Конфликт «игра/истина» в своей наиболее обобщенной форме имеет у Бергмана то же выражение, что и у Тарковского: как конфликт духовного и материального, и он также не получает однозначного разрешения: подобно тому как Тарковский придает своему Александру черты безумца, Бергман придает своему епископу черты бескорыстного правдоискателя. Но несомненно, что симпатии обоих режиссеров находятся на противоположных полюсах исходной антитезы.

4. Отец и сын

Концептуальный конфликт и у Бергмана, и у Тарковского не получает однозначного разрешения; в самой его интерпретации обоими режиссерами присутствует известная амбивалентность, хотя их собственные предпочтения вполне очевидны. Но причины этой амбивалентности, а также того, почему симпатии режиссеров оказались по разные стороны конфликта, находятся за пределами самого этого конфликта: они лежат в области, названной выше экзистенциальным ядром фильма. Это — отношения отца и сына, которые и в фильме Бергмана, и в фильме Тарковского образуют исходное семантическое напряжение, вокруг которого формируется пространственно-временной континуум фильма, его ролевая структура и даже концептуальный конфликт.

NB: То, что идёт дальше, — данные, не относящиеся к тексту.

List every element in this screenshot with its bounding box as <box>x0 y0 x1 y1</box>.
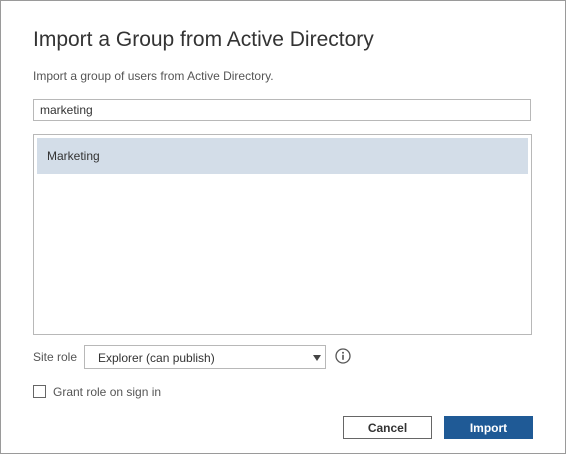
list-item-marketing[interactable]: Marketing <box>37 138 528 174</box>
import-group-dialog: Import a Group from Active Directory Imp… <box>0 0 566 454</box>
site-role-select[interactable]: Explorer (can publish) <box>84 345 326 369</box>
group-search-input[interactable] <box>33 99 531 121</box>
chevron-down-icon <box>313 355 321 361</box>
dialog-title: Import a Group from Active Directory <box>33 28 374 51</box>
cancel-button[interactable]: Cancel <box>343 416 432 439</box>
info-icon[interactable] <box>335 348 351 364</box>
search-results-list: Marketing <box>33 134 532 335</box>
dialog-subtitle: Import a group of users from Active Dire… <box>33 69 274 83</box>
grant-role-label[interactable]: Grant role on sign in <box>53 385 161 399</box>
import-button[interactable]: Import <box>444 416 533 439</box>
site-role-value: Explorer (can publish) <box>98 351 215 365</box>
site-role-label: Site role <box>33 350 78 364</box>
grant-role-checkbox[interactable] <box>33 385 46 398</box>
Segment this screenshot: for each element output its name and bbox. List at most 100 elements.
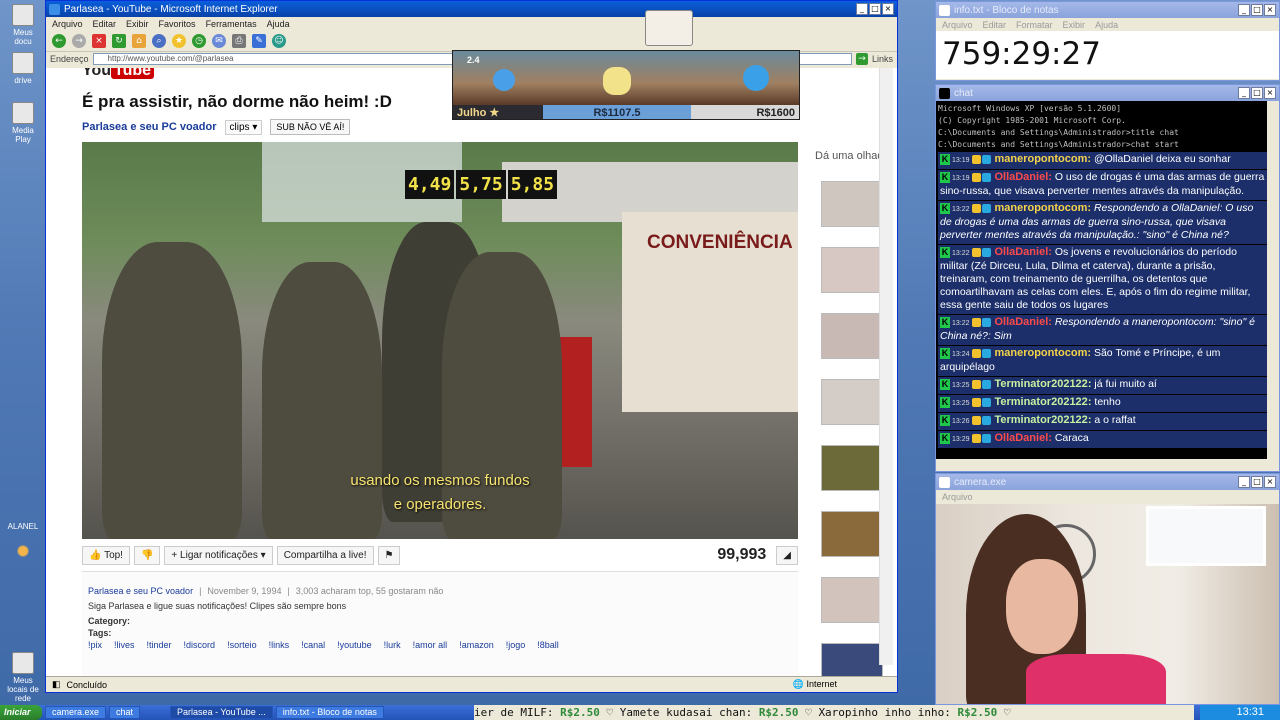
tag-link[interactable]: !youtube: [337, 640, 372, 650]
message-username[interactable]: maneropontocom: [994, 153, 1087, 165]
ie-titlebar[interactable]: Parlasea - YouTube - Microsoft Internet …: [46, 1, 897, 17]
page-scrollbar[interactable]: [879, 68, 893, 665]
sidebar-thumbnail[interactable]: [821, 643, 883, 677]
menu-editar[interactable]: Editar: [93, 19, 117, 29]
refresh-icon[interactable]: ↻: [112, 33, 126, 48]
menu-arquivo[interactable]: Arquivo: [942, 492, 973, 502]
favorites-icon[interactable]: ★: [172, 33, 186, 48]
stop-icon[interactable]: ×: [92, 33, 106, 48]
message-username[interactable]: Terminator202122: [994, 378, 1087, 390]
notifications-button[interactable]: + Ligar notificações ▾: [164, 545, 273, 565]
tag-link[interactable]: !8ball: [537, 640, 559, 650]
tag-link[interactable]: !discord: [184, 640, 216, 650]
menu-arquivo[interactable]: Arquivo: [942, 20, 973, 30]
tag-link[interactable]: !sorteio: [227, 640, 257, 650]
menu-formatar[interactable]: Formatar: [1016, 20, 1053, 30]
links-label[interactable]: Links: [872, 54, 893, 64]
desktop-icon-alanel[interactable]: ALANEL: [4, 522, 42, 559]
messenger-icon[interactable]: ☺: [272, 33, 286, 48]
tag-link[interactable]: !tinder: [147, 640, 172, 650]
maximize-button[interactable]: □: [1251, 87, 1263, 99]
share-button[interactable]: Compartilha a live!: [276, 545, 374, 565]
desktop-icon-media-player[interactable]: Media Play: [4, 102, 42, 144]
taskbar-item-notepad[interactable]: info.txt - Bloco de notas: [275, 706, 384, 719]
home-icon[interactable]: ⌂: [132, 33, 146, 48]
tag-link[interactable]: !pix: [88, 640, 102, 650]
sidebar-thumbnail[interactable]: [821, 445, 883, 491]
sidebar-thumbnail[interactable]: [821, 577, 883, 623]
print-icon[interactable]: ⎙: [232, 33, 246, 48]
taskbar-item-chat[interactable]: chat: [109, 706, 141, 719]
tag-link[interactable]: !amor all: [413, 640, 448, 650]
maximize-button[interactable]: □: [1251, 4, 1263, 16]
maximize-button[interactable]: □: [869, 3, 881, 15]
desktop-icon-network[interactable]: Meus locais de rede: [4, 652, 42, 703]
taskbar-item-youtube[interactable]: Parlasea - YouTube ...: [170, 706, 273, 719]
search-icon[interactable]: ⌕: [152, 33, 166, 48]
tag-link[interactable]: !jogo: [506, 640, 526, 650]
minimize-button[interactable]: _: [1238, 87, 1250, 99]
menu-editar[interactable]: Editar: [983, 20, 1007, 30]
menu-ajuda[interactable]: Ajuda: [267, 19, 290, 29]
taskbar-item-camera[interactable]: camera.exe: [45, 706, 107, 719]
camera-titlebar[interactable]: camera.exe _ □ ×: [936, 474, 1279, 490]
message-username[interactable]: OllaDaniel: [994, 316, 1048, 328]
channel-link[interactable]: Parlasea e seu PC voador: [82, 121, 217, 133]
stats-icon[interactable]: ◢: [776, 545, 798, 565]
chat-hscrollbar[interactable]: [936, 459, 1269, 471]
message-username[interactable]: OllaDaniel: [994, 246, 1048, 258]
close-button[interactable]: ×: [1264, 87, 1276, 99]
like-button[interactable]: 👍 Top!: [82, 545, 130, 565]
tag-link[interactable]: !lurk: [384, 640, 401, 650]
subscribe-button[interactable]: SUB NÃO VÊ AÍ!: [270, 119, 351, 135]
menu-ajuda[interactable]: Ajuda: [1095, 20, 1118, 30]
tray-clock[interactable]: 13:31: [1236, 706, 1264, 718]
chat-console[interactable]: Microsoft Windows XP [versão 5.1.2600] (…: [936, 101, 1269, 461]
video-player[interactable]: CONVENIÊNCIA 4,49 5,75 5,85 usando os me…: [82, 142, 798, 539]
close-button[interactable]: ×: [882, 3, 894, 15]
clips-dropdown[interactable]: clips ▾: [224, 119, 263, 135]
forward-icon[interactable]: →: [72, 33, 86, 48]
youtube-logo[interactable]: You Tube: [82, 68, 155, 80]
sidebar-thumbnail[interactable]: [821, 247, 883, 293]
dislike-button[interactable]: 👎: [133, 545, 161, 565]
go-icon[interactable]: →: [855, 53, 868, 65]
start-button[interactable]: Iniciar: [0, 705, 42, 720]
maximize-button[interactable]: □: [1251, 476, 1263, 488]
tag-link[interactable]: !amazon: [459, 640, 494, 650]
message-username[interactable]: OllaDaniel: [994, 171, 1048, 183]
close-button[interactable]: ×: [1264, 476, 1276, 488]
sidebar-thumbnail[interactable]: [821, 313, 883, 359]
tag-link[interactable]: !lives: [114, 640, 135, 650]
close-button[interactable]: ×: [1264, 4, 1276, 16]
minimize-button[interactable]: _: [1238, 4, 1250, 16]
menu-ferramentas[interactable]: Ferramentas: [206, 19, 257, 29]
stream-timer[interactable]: 759:29:27: [936, 31, 1279, 79]
tag-link[interactable]: !links: [269, 640, 290, 650]
menu-favoritos[interactable]: Favoritos: [159, 19, 196, 29]
menu-arquivo[interactable]: Arquivo: [52, 19, 83, 29]
tag-link[interactable]: !canal: [301, 640, 325, 650]
sidebar-thumbnail[interactable]: [821, 379, 883, 425]
flag-icon[interactable]: ⚑: [377, 545, 401, 565]
mail-icon[interactable]: ✉: [212, 33, 226, 48]
menu-exibir[interactable]: Exibir: [126, 19, 149, 29]
message-username[interactable]: maneropontocom: [994, 202, 1087, 214]
chat-scrollbar[interactable]: [1267, 101, 1279, 471]
desktop-icon-drive[interactable]: drive: [4, 52, 42, 85]
minimize-button[interactable]: _: [1238, 476, 1250, 488]
desktop-icon-my-documents[interactable]: Meus docu: [4, 4, 42, 46]
minimize-button[interactable]: _: [856, 3, 868, 15]
sidebar-thumbnail[interactable]: [821, 181, 883, 227]
description-channel[interactable]: Parlasea e seu PC voador: [88, 586, 193, 596]
chat-titlebar[interactable]: chat _ □ ×: [936, 85, 1279, 101]
edit-icon[interactable]: ✎: [252, 33, 266, 48]
back-icon[interactable]: ←: [52, 33, 66, 48]
menu-exibir[interactable]: Exibir: [1063, 20, 1086, 30]
message-username[interactable]: Terminator202122: [994, 414, 1087, 426]
message-username[interactable]: OllaDaniel: [994, 432, 1048, 444]
notepad-titlebar[interactable]: info.txt - Bloco de notas _ □ ×: [936, 2, 1279, 18]
message-username[interactable]: Terminator202122: [994, 396, 1087, 408]
sidebar-thumbnail[interactable]: [821, 511, 883, 557]
message-username[interactable]: maneropontocom: [994, 347, 1087, 359]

Значимость этих отношений определяет сущностное сходство обоих фильмов, а разные позиции, с которых они рассмотрены — их различие. В фильмах Бергмана и Тарковского отношения отца с сыном — это не просто родственные отношения: в обоих фильмах эти отношения скорее контрастируют со всеми остальными внутри семьи; для определения этих отношений понятия «дружба», «любовь» или «ненависть» кажутся слишком блеклыми. Словосочетания «особого рода духовная связь», «глубинное преемство» схватывают эти отношения точнее, но все равно остаются слишком приблизительными. Но в фильмах эти отношения переданы, конечно, не определениями, а, скорее общей структурой повествования.

В «Жертвоприношении» действие начинается и заканчивается сценой под Сухим деревом, «посаженым» Александром и его сыном. Мир гармонии, в наибольшей степени противостоящий катастрофе, — это и есть две сцены, в начале и конце фильма, где присутствуют только отец с сыном. Появление по ходу действия других персонажей — вплоть до остальных членов семьи Александра — усложняет этот мир, постепенно придавая ему черты «добровольных оков». Выше уже упоминалось, что катастрофа в фильме Тарковского наступает постепенно; теперь можно добавить, что предшествующая катастрофе «обыденность» сама раскладывается на гармоничную (отец-сын) и конфликтную (семья в целом). В финальных сценах действие идет в обратном порядке: последний контакт Александра с семьей (Александр отказывается говорить), и завершающая действие сцена под деревом, где Малыш, обретший голос, спрашивает отсутствующего отца: «в начале было Слово. Почему, папа?» Последняя сцена изображена в отрыве от предшествующих трагических событий, как бы восстанавливая исходную гармонию. Сына, похоже, не смущает то, что отца нет рядом.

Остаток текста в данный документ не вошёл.